The investigators exposed the parasites to therapeutic levels of piperaquine and measured how well each strain grew. At the same time, they sequenced the entire genome of each parasite.

Parasites were more likely to survive exposure to piperaquine if they had 2 or more copies of the plasmepsin 2 and plasmepsin 3 genes, as well as the exo-E415G variant on chromosome 13.

Similarly, in a further analysis of 133 patient samples, the investigators found that individuals infected with parasites carrying multiple copies of the plasmepsin genes were much more likely to fail treatment with dihydroartemisinin-piperaquine, as were individuals who had parasites with the exo-E415G variant.

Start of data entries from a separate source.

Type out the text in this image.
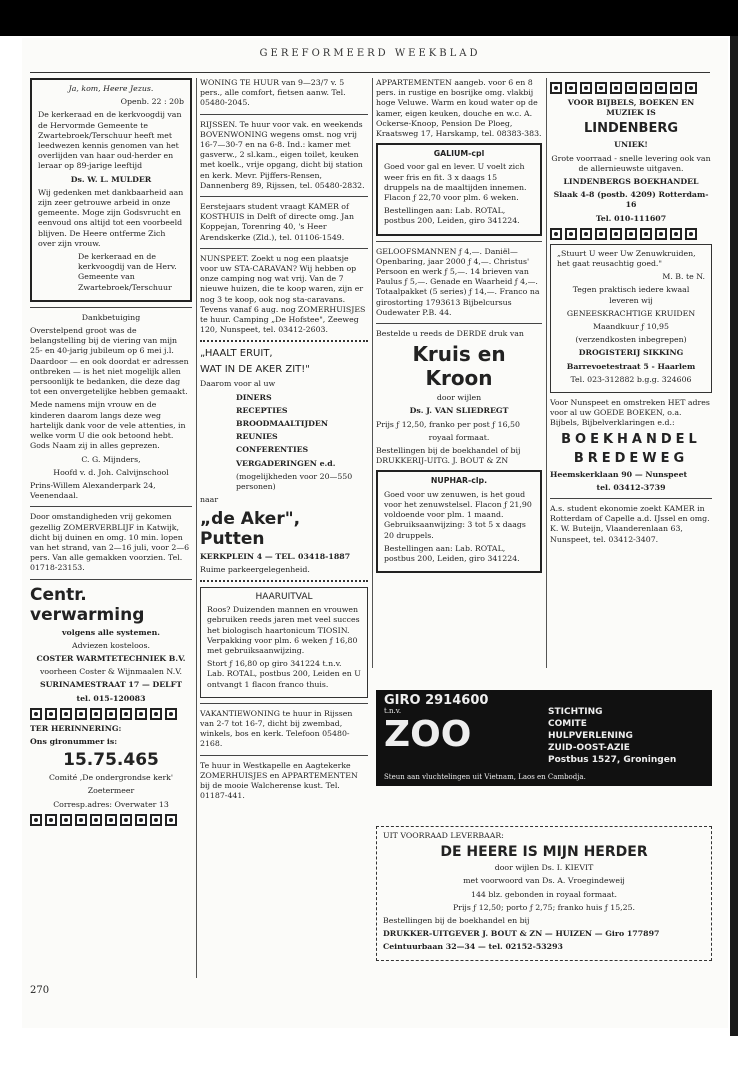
GEREFORMEERD WEEKBLAD

Ja, kom, Heere Jezus.

Openb. 22 : 20b

De kerkeraad en de kerkvoogdij van de Hervormde Gemeente te Zwartebroek/Terschuur heeft met leedwezen kennis genomen van het overlijden van haar oud-herder en leraar op 89-jarige leeftijd

Ds. W. L. MULDER

Wij gedenken met dankbaarheid aan zijn zeer getrouwe arbeid in onze gemeente. Moge zijn Godsvrucht en eenvoud ons altijd tot een voorbeeld blijven. De Heere ontferme Zich over zijn vrouw.

De kerkeraad en de kerkvoogdij van de Herv. Gemeente van Zwartebroek/Terschuur

Dankbetuiging

Overstelpend groot was de belangstelling bij de viering van mijn 25- en 40-jarig jubileum op 6 mei j.l. Daardoor — en ook doordat er adressen ontbreken — is het niet mogelijk allen persoonlijk te bedanken, die deze dag tot een onvergetelijke hebben gemaakt.

Mede namens mijn vrouw en de kinderen daarom langs deze weg hartelijk dank voor de vele attenties, in welke vorm U die ook betoond hebt. Gods Naam zij in alles geprezen.

C. G. Mijnders,

Hoofd v. d. Joh. Calvijnschool

Prins-Willem Alexanderpark 24, Veenendaal.

Door omstandigheden vrij gekomen gezellig ZOMERVERBLIJF in Katwijk, dicht bij duinen en omg. 10 min. lopen van het strand, van 2—16 juli, voor 2—6 pers. Van alle gemakken voorzien. Tel. 01718-23153.

Centr. verwarming

volgens alle systemen.

Adviezen kosteloos.

COSTER WARMTETECHNIEK B.V.

voorheen Coster & Wijnmaalen N.V.

SURINAMESTRAAT 17 — DELFT

tel. 015-120083

TER HERINNERING:

Ons gironummer is:

15.75.465

Comité ‚De ondergrondse kerk'

Zoetermeer

Corresp.adres: Overwater 13

WONING TE HUUR van 9—23/7 v. 5 pers., alle comfort, fietsen aanw. Tel. 05480-2045.

RIJSSEN. Te huur voor vak. en weekends BOVENWONING wegens omst. nog vrij 16-7—30-7 en na 6-8. Ind.: kamer met gasverw., 2 sl.kam., eigen toilet, keuken met koelk., vrije opgang, dicht bij station en kerk. Mevr. Pijffers-Rensen, Dannenberg 89, Rijssen, tel. 05480-2832.

Eerstejaars student vraagt KAMER of KOSTHUIS in Delft of directe omg. Jan Koppejan, Torenring 40, 's Heer Arendskerke (Zld.), tel. 01106-1549.

NUNSPEET. Zoekt u nog een plaatsje voor uw STA-CARAVAN? Wij hebben op onze camping nog wat vrij. Van de 7 nieuwe huizen, die te koop waren, zijn er nog 3 te koop, ook nog sta-caravans. Tevens vanaf 6 aug. nog ZOMERHUISJES te huur. Camping „De Hofstee", Zeeweg 120, Nunspeet, tel. 03412-2603.

„HAALT ERUIT,

WAT IN DE AKER ZIT!"

Daarom voor al uw

DINERS

RECEPTIES

BROODMAALTIJDEN

REUNIES

CONFERENTIES

VERGADERINGEN e.d.

(mogelijkheden voor 20—550 personen)

naar

„de Aker", Putten

KERKPLEIN 4 — TEL. 03418-1887

Ruime parkeergelegenheid.

HAARUITVAL

Roos? Duizenden mannen en vrouwen gebruiken reeds jaren met veel succes het biologisch haartonicum TIOSIN. Verpakking voor plm. 6 weken ƒ 16,80 met gebruiksaanwijzing.

Stort ƒ 16,80 op giro 341224 t.n.v. Lab. ROTAL, postbus 200, Leiden en U ontvangt 1 flacon franco thuis.

VAKANTIEWONING te huur in Rijssen van 2-7 tot 16-7, dicht bij zwembad, winkels, bos en kerk. Telefoon 05480-2168.

Te huur in Westkapelle en Aagtekerke ZOMERHUISJES en APPARTEMENTEN bij de mooie Walcherense kust. Tel. 01187-441.

APPARTEMENTEN aangeb. voor 6 en 8 pers. in rustige en bosrijke omg. vlakbij hoge Veluwe. Warm en koud water op de kamer, eigen keuken, douche en w.c. A. Ockerse-Knoop, Pension De Ploeg, Kraatsweg 17, Harskamp, tel. 08383-383.

GALIUM-cpl

Goed voor gal en lever. U voelt zich weer fris en fit. 3 x daags 15 druppels na de maaltijden innemen. Flacon ƒ 22,70 voor plm. 6 weken.

Bestellingen aan: Lab. ROTAL, postbus 200, Leiden, giro 341224.

GELOOFSMANNEN ƒ 4,—. Daniël—Openbaring, jaar 2000 ƒ 4,—. Christus' Persoon en werk ƒ 5,—. 14 brieven van Paulus ƒ 5,—. Genade en Waarheid ƒ 4,—. Totaalpakket (5 series) ƒ 14,—. Franco na girostorting 1793613 Bijbelcursus Oudewater P.B. 44.

Bestelde u reeds de DERDE druk van

Kruis en Kroon

door wijlen

Ds. J. VAN SLIEDREGT

Prijs ƒ 12,50, franko per post ƒ 16,50

royaal formaat.

Bestellingen bij de boekhandel of bij DRUKKERIJ-UITG. J. BOUT & ZN

NUPHAR-clp.

Goed voor uw zenuwen, is het goud voor het zenuwstelsel. Flacon ƒ 21,90 voldoende voor plm. 1 maand. Gebruiksaanwijzing: 3 tot 5 x daags 20 druppels.

Bestellingen aan: Lab. ROTAL, postbus 200, Leiden, giro 341224.

VOOR BIJBELS, BOEKEN EN MUZIEK IS

LINDENBERG

UNIEK!

Grote voorraad - snelle levering ook van de allernieuwste uitgaven.

LINDENBERGS BOEKHANDEL

Slaak 4-8 (postb. 4209) Rotterdam-16

Tel. 010-111607

„Stuurt U weer Uw Zenuwkruiden, het gaat reusachtig goed."

M. B. te N.

Tegen praktisch iedere kwaal leveren wij

GENEESKRACHTIGE KRUIDEN

Maandkuur ƒ 10,95

(verzendkosten inbegrepen)

DROGISTERIJ SIKKING

Barrevoetestraat 5 - Haarlem

Tel. 023-312882 b.g.g. 324606

Voor Nunspeet en omstreken HET adres voor al uw GOEDE BOEKEN, o.a. Bijbels, Bijbelverklaringen e.d.:

BOEKHANDEL

BREDEWEG

Heemskerklaan 90 — Nunspeet

tel. 03412-3739

A.s. student ekonomie zoekt KAMER in Rotterdam of Capelle a.d. IJssel en omg. K. W. Buteijn, Vlaanderenlaan 63, Nunspeet, tel. 03412-3407.

GIRO 2914600
t.n.v.
ZOO
STICHTING
COMITE
HULPVERLENING
ZUID-OOST-AZIE
Postbus 1527, Groningen
Steun aan vluchtelingen uit Vietnam, Laos en Cambodja.

UIT VOORRAAD LEVERBAAR:

DE HEERE IS MIJN HERDER

door wijlen Ds. I. KIEVIT

met voorwoord van Ds. A. Vroegindeweij

144 blz. gebonden in royaal formaat.

Prijs ƒ 12,50; porto ƒ 2,75; franko huis ƒ 15,25.

Bestellingen bij de boekhandel en bij

DRUKKER-UITGEVER J. BOUT & ZN — HUIZEN — Giro 177897

Ceintuurbaan 32—34 — tel. 02152-53293

270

The team also noted that the prevalence of exo-E415G and plasmepsin 2-3 markers has risen substantially in recent years in Pursat and Preah Vihear, where artemisinin resistance is common and dihydroartemisinin-piperaquine has been the frontline treatment for at least 6 years.

“By surveying the piperaquine resistance marker across Southeast Asia in real-time, we can identify those areas where dihydroartemisinin-piperaquine will not be effective, and this could enable national malaria control programs to immediately recommend alternative therapies, such as artesunate-mefloquine,” Dr Fairhurst said.

“This approach will be crucial to eliminating multidrug-resistant parasites in Southeast Asia before they spread to sub-Saharan Africa, where most of the world’s malaria transmission, illness, and death occur.”